Только русские, переменивши центр своей культурной тяжести, могут стать во главе нововосточного движения умов и перерождения жизни…
Греки очень хороши, очень содержательны, очень симпатичны даже, пока их сравниваешь только с югославянами. Они во всех отношениях выше их. Но и только!
Ведь это похвала невысокая – «в царстве слепых признать кого-нибудь кривым лишь на один глаз».
Мой идеал ясен, если не в подробностях положительных форм, то, по крайней мере, в отрицательной основе своей: как можно меньше современно-европейского во всем.
Греки же новые в высшей степени падки до стиля Абу и даже не видят и не сознают того, до чего они европейцы, в самом дурном значении этого слова.
Дух свой они полагают только в языке и в сильном племенном государстве, о котором они мечтают издавна и тщетно.
Я говорю о государстве; я не говорю о государственности, т. е. о своеобразном, глубоком строе политических учреждений. Это уже культурная точка зрения.
Этого у них вовсе нет и едва ли будет…
Я, впрочем, о греках еще не все сказал.
Прошу терпения.
IV
Изо всех видных и влиятельных деятелей 20-х годов только один Меттерних понял истинный исторический дух греческого восстания. Он один только «чуял», что в сущности это движение – все та же всемирная эгалитарная революция, несмотря на религиозно-национальное знамя, которым оно прикрывалось. Люди движения могли быть искренни в намерениях своих; но само движение должно было стать обманчивым благодаря уже пронесшимся над всей Европой духам разрушительного опошления.
Быть может, Меттерних понимал яснее других тайный дух и будущее значение этой национальной инзуррекции лишь потому, что он был защитником и представителем интересов самого не племенного в мире государства. Существуют инстинкты и психические навыки звания и положения.
Он не имел насчет греков тех иллюзий, которые имели в его время столькие другие замечательные люди: лорд Байрон, Шатобриан, даже дипломат Каннинг. У Каннинга за соображениями чисто государственными (вроде того, что нельзя допустить Россию одну, без нашего, английского вмешательства, распоряжаться судьбами Востока) стояло, видимо, еще и личное сильное культурно-эстетическое эллинофильство.
Почти все видные деятели того («романтического») времени ждали от освобожденных эллинов чего-то особенного, творчески-национального, неслыханного и поучительного.
Надо помнить, какое тогда было время! «Властителями дум» были в те годы не Лессепсы и Эдисоны, а Байрон и Гёте!
Все ждали… и дождались самой обыкновенной рационалистической европейской демократии во фраке и с неслыханным множеством пустопорожних газет!

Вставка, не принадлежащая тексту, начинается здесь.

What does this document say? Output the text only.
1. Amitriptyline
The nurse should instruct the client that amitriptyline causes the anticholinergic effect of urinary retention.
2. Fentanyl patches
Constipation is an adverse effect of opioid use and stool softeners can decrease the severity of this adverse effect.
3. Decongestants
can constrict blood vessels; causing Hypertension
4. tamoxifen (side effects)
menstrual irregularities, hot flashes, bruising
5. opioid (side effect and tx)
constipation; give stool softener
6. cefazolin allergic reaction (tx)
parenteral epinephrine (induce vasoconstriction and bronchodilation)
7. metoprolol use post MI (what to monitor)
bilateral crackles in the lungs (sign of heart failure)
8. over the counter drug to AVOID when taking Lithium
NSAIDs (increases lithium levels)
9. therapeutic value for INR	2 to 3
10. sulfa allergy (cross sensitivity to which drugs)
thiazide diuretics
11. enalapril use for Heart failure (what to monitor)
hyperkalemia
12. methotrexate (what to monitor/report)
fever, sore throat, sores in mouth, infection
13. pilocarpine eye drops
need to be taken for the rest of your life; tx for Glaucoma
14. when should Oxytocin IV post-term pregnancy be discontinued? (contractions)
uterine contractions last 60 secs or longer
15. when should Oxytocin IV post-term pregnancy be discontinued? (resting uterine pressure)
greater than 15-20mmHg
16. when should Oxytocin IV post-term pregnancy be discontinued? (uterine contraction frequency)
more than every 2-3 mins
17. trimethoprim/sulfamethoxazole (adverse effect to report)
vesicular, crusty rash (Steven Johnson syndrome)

Нынешние греки, бесспорно, имеют важное в современной истории значение, но это благодаря лишь своему древнему и славному монашеству, которое владеет четырьмя Патриаршими Престолами и являет и теперь еще образцы великого аскетизма на Святой Афонской Горе и на Синае.

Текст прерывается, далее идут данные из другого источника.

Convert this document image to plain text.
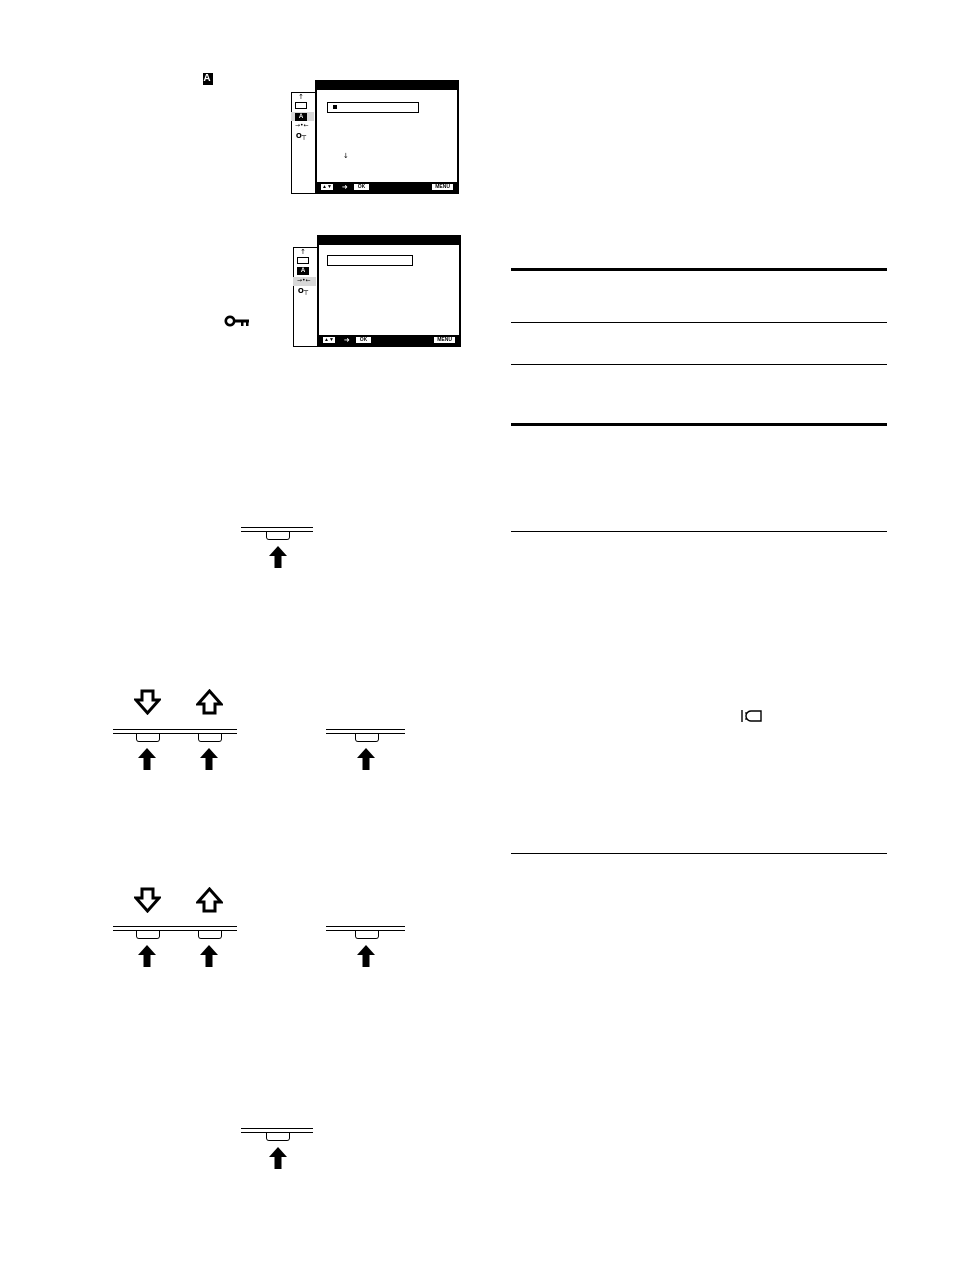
A
↑
A
→•←
O┬
↓
▲▼ ➜	OK	MENU
↑
A
→•←
O┬
▲▼ ➜	OK	MENU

Но с истинным ужасом надо сознаться, что и эти столпы Православия поколеблены несколько за последние тридцать лет совокупными усилиями: болгарской революционной интриги, русской племенной политики и рационализмом собственной эллинской интеллигенции.

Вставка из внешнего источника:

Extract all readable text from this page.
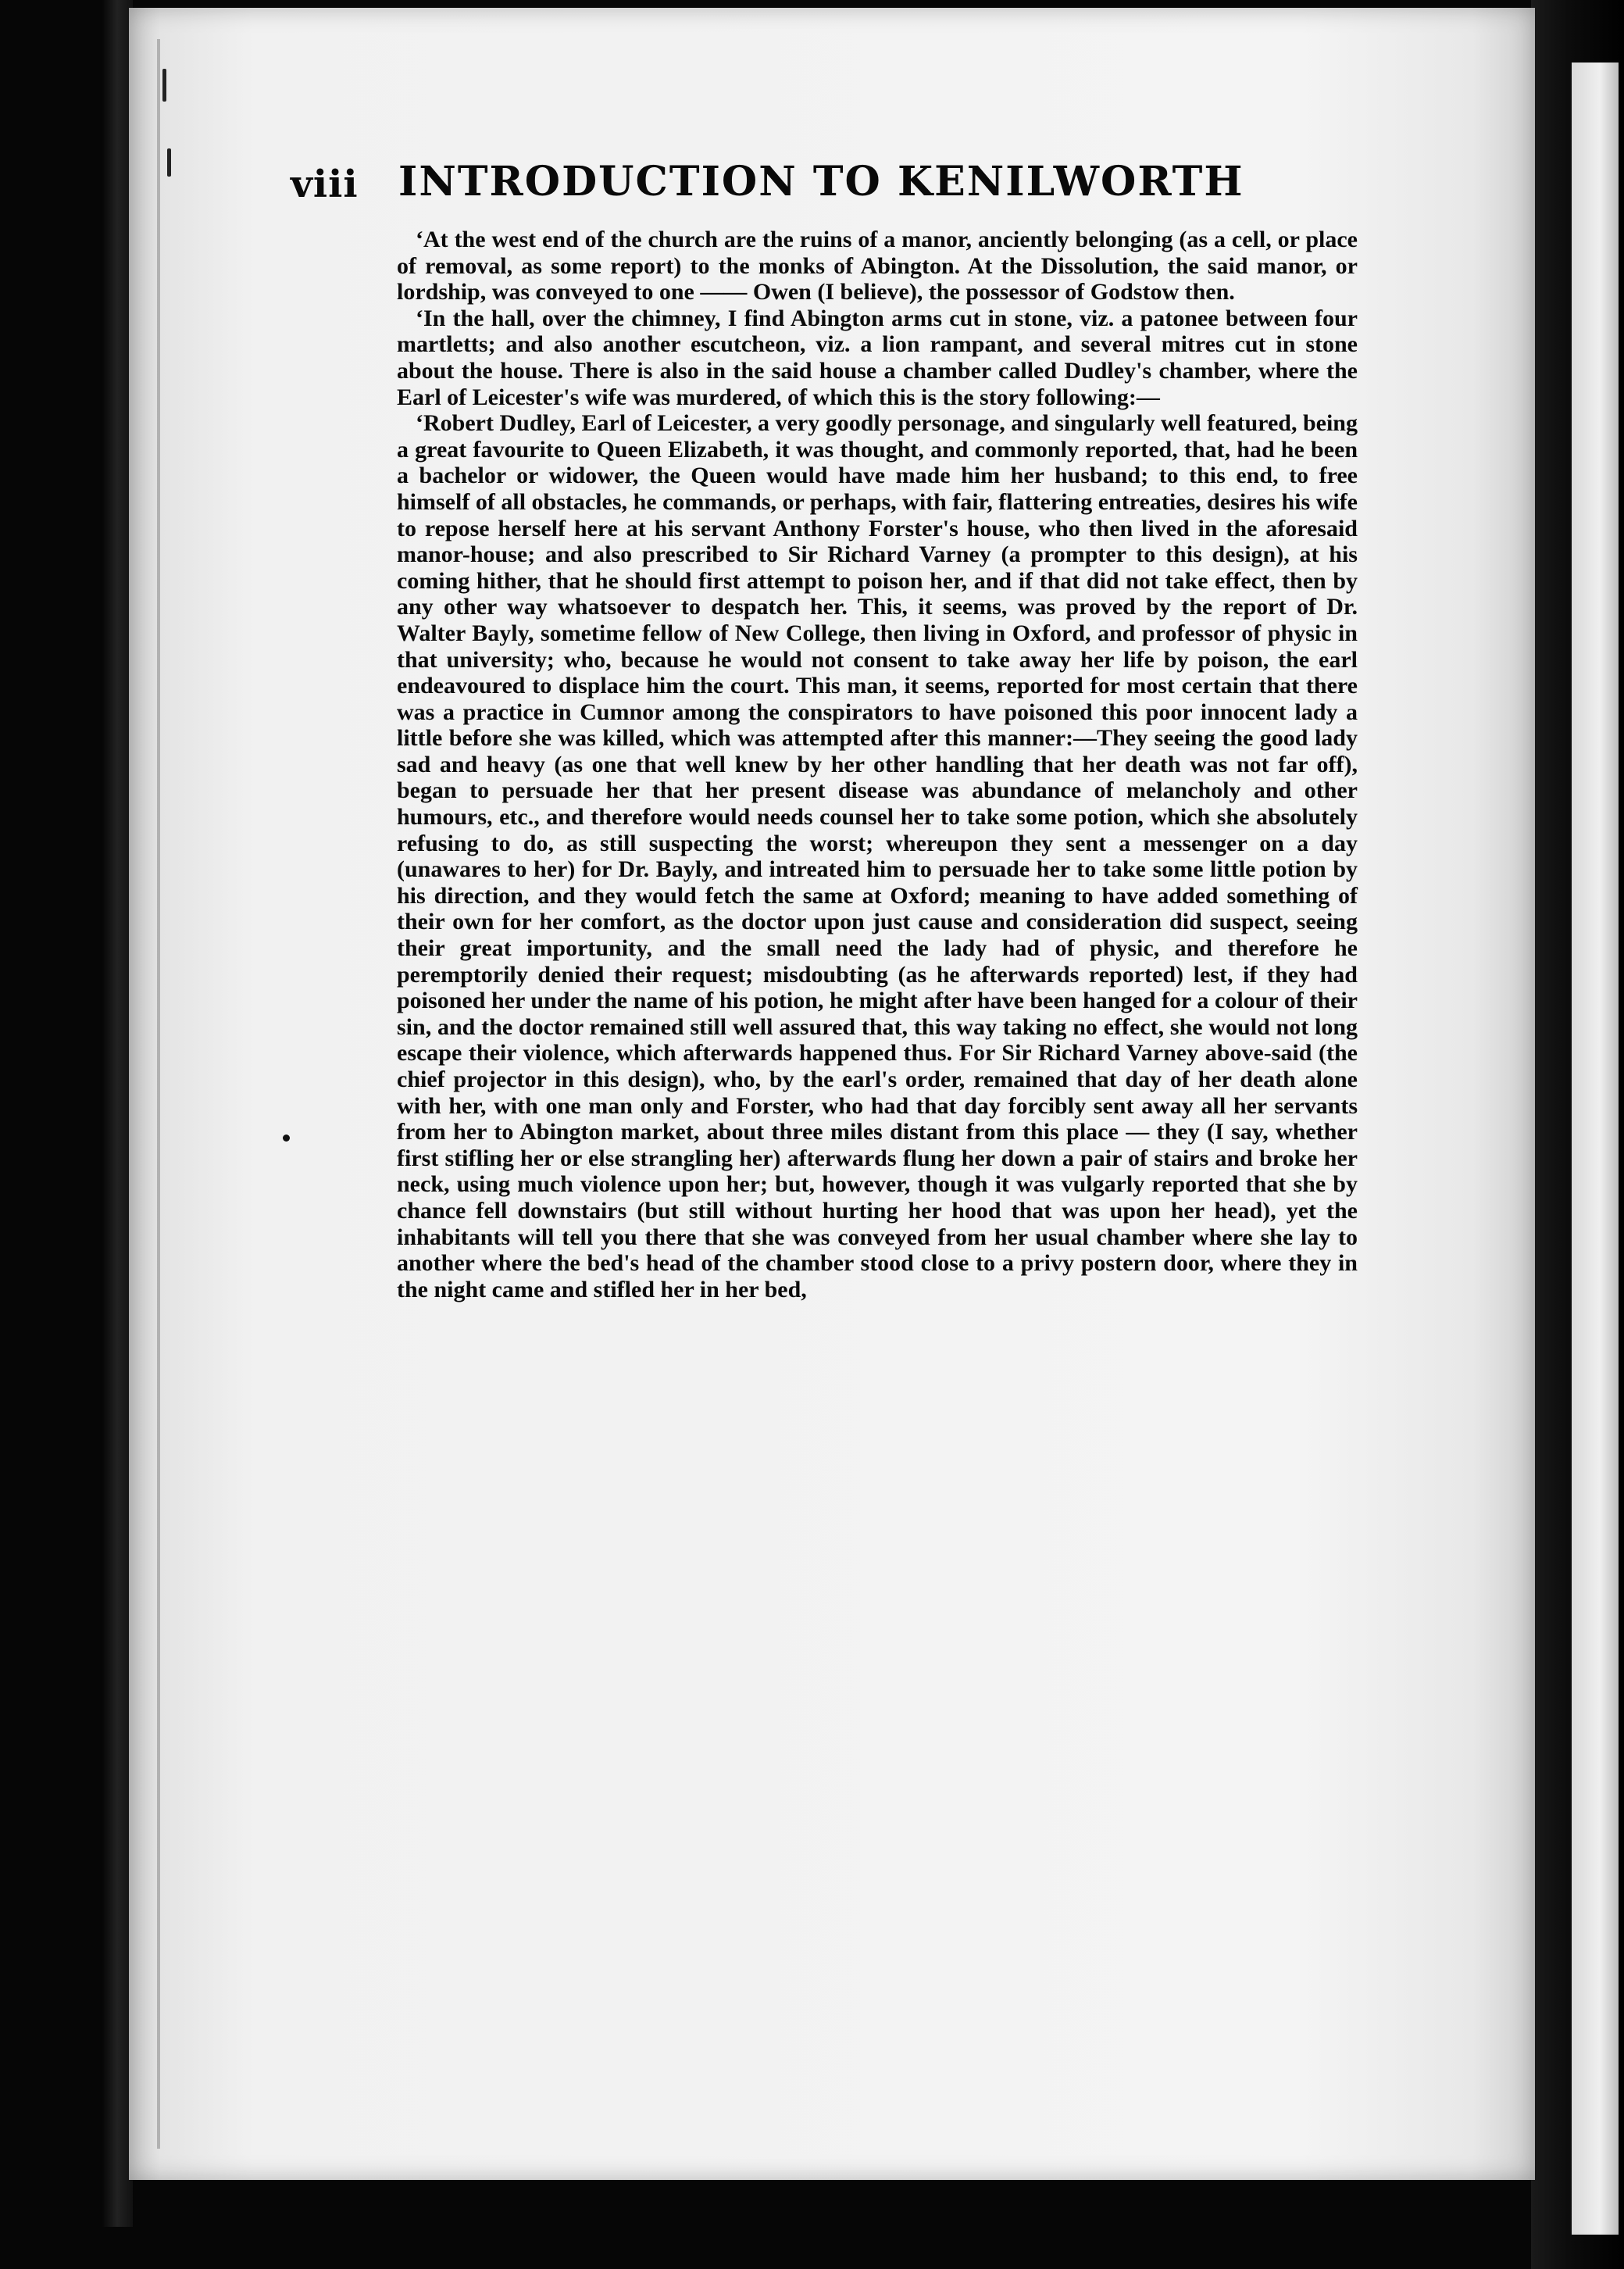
viii INTRODUCTION TO KENILWORTH

‘At the west end of the church are the ruins of a manor, anciently belonging (as a cell, or place of removal, as some report) to the monks of Abington. At the Dissolution, the said manor, or lordship, was conveyed to one —— Owen (I believe), the possessor of Godstow then.

‘In the hall, over the chimney, I find Abington arms cut in stone, viz. a patonee between four martletts; and also another escutcheon, viz. a lion rampant, and several mitres cut in stone about the house. There is also in the said house a chamber called Dudley's chamber, where the Earl of Leicester's wife was murdered, of which this is the story following:—

‘Robert Dudley, Earl of Leicester, a very goodly personage, and singularly well featured, being a great favourite to Queen Elizabeth, it was thought, and commonly reported, that, had he been a bachelor or widower, the Queen would have made him her husband; to this end, to free himself of all obstacles, he commands, or perhaps, with fair, flattering entreaties, desires his wife to repose herself here at his servant Anthony Forster's house, who then lived in the aforesaid manor-house; and also prescribed to Sir Richard Varney (a prompter to this design), at his coming hither, that he should first attempt to poison her, and if that did not take effect, then by any other way whatsoever to despatch her. This, it seems, was proved by the report of Dr. Walter Bayly, sometime fellow of New College, then living in Oxford, and professor of physic in that university; who, because he would not consent to take away her life by poison, the earl endeavoured to displace him the court. This man, it seems, reported for most certain that there was a practice in Cumnor among the conspirators to have poisoned this poor innocent lady a little before she was killed, which was attempted after this manner:—They seeing the good lady sad and heavy (as one that well knew by her other handling that her death was not far off), began to persuade her that her present disease was abundance of melancholy and other humours, etc., and therefore would needs counsel her to take some potion, which she absolutely refusing to do, as still suspecting the worst; whereupon they sent a messenger on a day (unawares to her) for Dr. Bayly, and intreated him to persuade her to take some little potion by his direction, and they would fetch the same at Oxford; meaning to have added something of their own for her comfort, as the doctor upon just cause and consideration did suspect, seeing their great importunity, and the small need the lady had of physic, and therefore he peremptorily denied their request; misdoubting (as he afterwards reported) lest, if they had poisoned her under the name of his potion, he might after have been hanged for a colour of their sin, and the doctor remained still well assured that, this way taking no effect, she would not long escape their violence, which afterwards happened thus. For Sir Richard Varney above-said (the chief projector in this design), who, by the earl's order, remained that day of her death alone with her, with one man only and Forster, who had that day forcibly sent away all her servants from her to Abington market, about three miles distant from this place — they (I say, whether first stifling her or else strangling her) afterwards flung her down a pair of stairs and broke her neck, using much violence upon her; but, however, though it was vulgarly reported that she by chance fell downstairs (but still without hurting her hood that was upon her head), yet the inhabitants will tell you there that she was conveyed from her usual chamber where she lay to another where the bed's head of the chamber stood close to a privy postern door, where they in the night came and stifled her in her bed,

О вреде, который могли причинить Восточным Церквам за это же время естественное злорадство турецкого правительства и враждебные действия иноверных держав, – я умалчиваю; ибо силу этого «внешнего», так сказать, вреда нельзя сравнивать с тем злом, которое сделали греческому духовенству и Православию сами восточные христиане (европейского духа) своей племенной борьбою, начиная от 60-го года (когда болгары в первый раз прекратили возношение имени Вселенского Патриарха в своих церквах) и до нашего времени, когда жалкий сербский король позволяет себе так безбоязненно и нагло обращаться с уставами Церкви!{6}
Это истинно ужасно!
И ужасно оно тем более, что у нас, русских, при нашей вялости и при каком-то всевыжидающем бесстрастии (именно там, где страстность была бы спасительна), нет уменья вовремя узнавать в организме своей Церкви и своего государства те же самые болезни, которые губят Запад! Мы не узнаем того же худосочия лишь потому, что у нас весьма второстепенные припадки его имеют несколько иной внешний вид, чем на Западе.
Мы у себя, на Востоке, медленно подтачиваем и подмываем то, что в западных странах ломали ломом и взрывали порохом люди более нас убежденные, страстные и энергические! И ко всему явно или тайно, но примешан этот племенной принцип, в чистоте своей губительный для всего того, что дает истинную жизнь человечеству; губительный для религии, для государственности и даже для эстетики!.. Не для эстетики «отражений» на полотне или в книгах, а для эстетики самой жизни, – ибо без мистики и пластики религиозной, без величавой и грозной государственности и без знати блестящей и прочно устроенной – какая же будет в жизни поэзия?.. Не поэзия ли всеобщего рационального мещанского счастья?
Возвращаясь опять к более и более освобождающейся в этом веке новогреческой национальности, необходимо прибавить еще, что и тот в высшей степени важный элемент, греческое монашество, об ослаблении которого я с сокрушением сердца только что говорил, держится еще и сильно иногда влияет в греческой мирской среде, преимущественно благодаря тому, что греки еще не достигли своего полного национального освобождения и объединения.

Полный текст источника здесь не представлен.